Three years after the financial meltdown, Congress passes financial reform, but it is so full of loopholes no one really believes it will help.  Nothing is done to cut the “too big to fail” banks down to manageable size.  They neglect to do anything meaningful about derivatives.

Congress passed credit card reform, but they left enough loopholes to drive a truck through.  That new business card you got in the mail to replace your personal card?  It’s not subject to the new rules.

The Tea Party and conservative Republicans  would  like to get rid of Social Security and Medicare, repeal the new Health Care legislation, apologize to BP for asking them to pay for the damage they’ve done to the Gulf, retain the Bush tax cuts for the rich, keep women in bondage by repealing Rowe vs Wade, allow coal and energy companies to pollute the environment at will, allow banks and credit card companies to tie their customers in knots and extract every dime they possibly can.

Recessions happen when hard working people can no longer take care of their families.  They’ve been squeezed too hard.  By taxes.  By corporations who fire people in order to protect their bottom lines.  By politicians who want to rip away the safety net from those who are unable to pay their bills, afford a place to live, buy food for their tables.

He worked all his life to feed his family….

One Response to Recession

  1. Rick Romfh May 19, 2011 at 2:34 pm #

    Good essay.
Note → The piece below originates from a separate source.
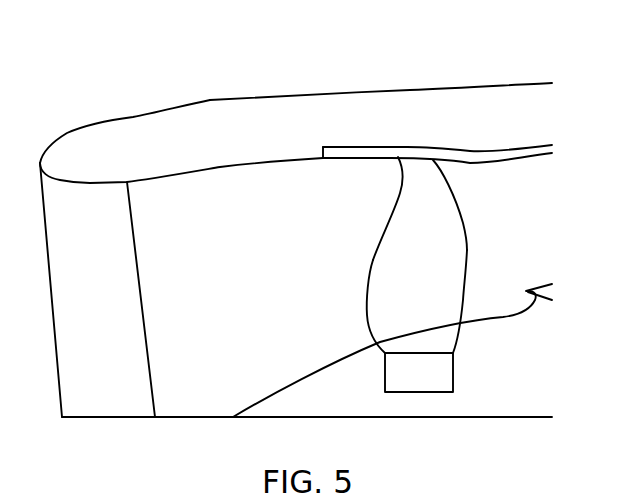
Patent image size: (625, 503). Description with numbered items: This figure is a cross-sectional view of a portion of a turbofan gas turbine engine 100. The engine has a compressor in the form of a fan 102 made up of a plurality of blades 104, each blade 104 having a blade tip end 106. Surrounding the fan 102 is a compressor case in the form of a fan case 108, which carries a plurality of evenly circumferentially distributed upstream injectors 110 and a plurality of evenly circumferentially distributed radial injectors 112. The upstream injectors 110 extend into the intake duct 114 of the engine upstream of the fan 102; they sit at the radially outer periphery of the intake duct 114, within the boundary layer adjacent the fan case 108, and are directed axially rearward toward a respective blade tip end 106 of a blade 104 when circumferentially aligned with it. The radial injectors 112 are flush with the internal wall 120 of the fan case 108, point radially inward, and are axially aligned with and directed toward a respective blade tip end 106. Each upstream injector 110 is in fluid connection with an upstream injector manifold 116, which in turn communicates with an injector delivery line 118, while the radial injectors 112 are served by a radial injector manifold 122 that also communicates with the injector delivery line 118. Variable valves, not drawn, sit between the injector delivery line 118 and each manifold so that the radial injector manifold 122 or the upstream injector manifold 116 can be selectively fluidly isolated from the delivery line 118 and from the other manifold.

Recently Matt Taibbi wrote in The Rolling Stones about Goldman Sachs CEO Blankfein and CFO Viniar lying to Congress, but there’s no indication they’re going to be prosecuted for perjury; whereas, Martha Stewart was convicted of perjury, and Roger Clemens and Barry Bonds are being prosecuted for perjury. Has Congress been paid off to look the other way? It seems like a double standard to me.

    It makes me think: If we were to have a revolt against our government, like in the Middle East, it would start with outraged protesters attacking Congress.